Last night is a great example. I was so tired I fell asleep with my little girl around 8:30 p.m. For no reason at all, I woke at 1:30. (A solid five hours, which felt amazing!) So, of course, I check on both babies, get a drink of water and head back to bed wondering if I should get up and “do” something. Soon, it’s 2:00 a.m. The little guy stirs and I get up and re-settle him. Now, 2:30. I fall back asleep. My daughter wakes at 4 and wants milk. Disaster. The milk spills in the bed. She’s upset and doesn’t want to sleep. 5 a.m. arrives and the little guys wakes to eat. I get up change him, feed him and get back into bed at 5:30 where my little girl is still waiting for me. She asks to hold my hand before she drifts back to sleep right before 6. At that point, I just get up.
I’m wondering though if my waking at 1:30 set off that chain of events. Perhaps I wouldn’t have heard my little guy moving about and jumped up to resettle him. Who knows?
It makes me think of the advice I’ve heard to move them from my room. Sigh. I’m not sure I’m ready for that yet!
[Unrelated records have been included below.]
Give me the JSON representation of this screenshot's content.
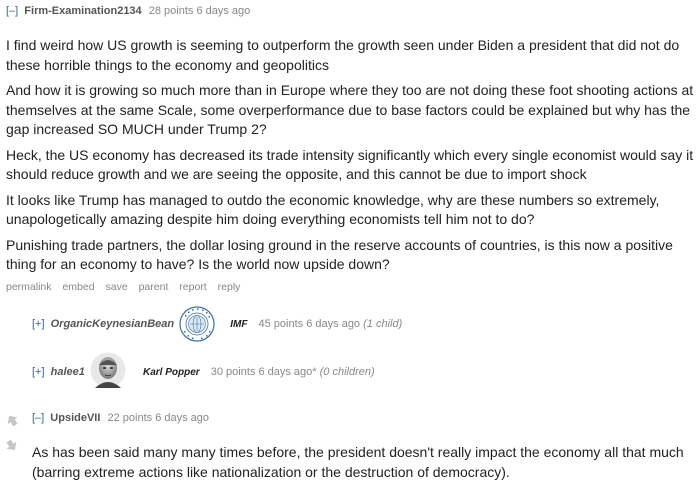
{
  "comment1": {
    "toggle": "[–]",
    "author": "Firm-Examination2134",
    "points": "28 points",
    "time": "6 days ago",
    "paragraphs": [
      "I find weird how US growth is seeming to outperform the growth seen under Biden a president that did not do these horrible things to the economy and geopolitics",
      "And how it is growing so much more than in Europe where they too are not doing these foot shooting actions at themselves at the same Scale, some overperformance due to base factors could be explained but why has the gap increased SO MUCH under Trump 2?",
      "Heck, the US economy has decreased its trade intensity significantly which every single economist would say it should reduce growth and we are seeing the opposite, and this cannot be due to import shock",
      "It looks like Trump has managed to outdo the economic knowledge, why are these numbers so extremely, unapologetically amazing despite him doing everything economists tell him not to do?",
      "Punishing trade partners, the dollar losing ground in the reserve accounts of countries, is this now a positive thing for an economy to have? Is the world now upside down?"
    ],
    "buttons": [
      "permalink",
      "embed",
      "save",
      "parent",
      "report",
      "reply"
    ]
  },
  "child1": {
    "toggle": "[+]",
    "author": "OrganicKeynesianBean",
    "flair_icon": "imf-seal-icon",
    "flair": "IMF",
    "points": "45 points",
    "time": "6 days ago",
    "children": "(1 child)"
  },
  "child2": {
    "toggle": "[+]",
    "author": "halee1",
    "flair_icon": "karl-popper-portrait-icon",
    "flair": "Karl Popper",
    "points": "30 points",
    "time": "6 days ago*",
    "children": "(0 children)"
  },
  "comment2": {
    "toggle": "[–]",
    "author": "UpsideVII",
    "points": "22 points",
    "time": "6 days ago",
    "body": "As has been said many many times before, the president doesn't really impact the economy all that much (barring extreme actions like nationalization or the destruction of democracy)."
  },
  "colors": {
    "link": "#336699",
    "meta": "#888888",
    "text": "#222222"
  }
}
- parents of 108 children aged 2 to 6 performed between January 2014 – 2015
- an actigraphy bracelet was placed on the child’s non-dominant hand
- the bracelet was turned on by parents when the child went to sleep and turned off upon waking
- parents also kept a sleep journal documenting sleep disturbances as they felt them
- the bracelets monitored active times during the sleep cycle, tracking wake-up times, sleep efficiency, ad sleep fragmentation
- parental sleep was evaluated with the Jenkins’ sleep scale
- parents who reported sleep difficulties of their own reported more sleep-related difficulties in their children
- children experience more difficulty initiating and maintaining sleep and more sleep-wake transition issues
- objective associations could not be made between children’s sleep and age, gender, siblings, medication, illness, parental psychiatric problems, socioeconomic status, time of the year
The researchers also note that other studies have shown that the child’s poor sleeping causes poor sleep in the parents. Further, they posit that parental well-being and pediatric insomnia may be reciprocal.
Further, sleep difficulties have been shown to cause an attention-shift toward sleep-related difficulties, according to researchers. This may cause parents to remember more of their night-time wakings.
Researchers also state that tired parents may unconsciously exaggerate children’s sleep difficulties, which leads to interventions that may not be needed or helpful.
(You can read the entire study here.)
After reading this, I’m really going to have to consider my own sleep habits and whether they are affecting how I perceive my children’s habits. With two babies under two, there is no mistaking that I am exhausted. And my mommy radar is never turned off.
I also have to note that the children in this study were older than both of mine. I realize that I have babies still and babies wake up.
So for now, I will be content with my coffee.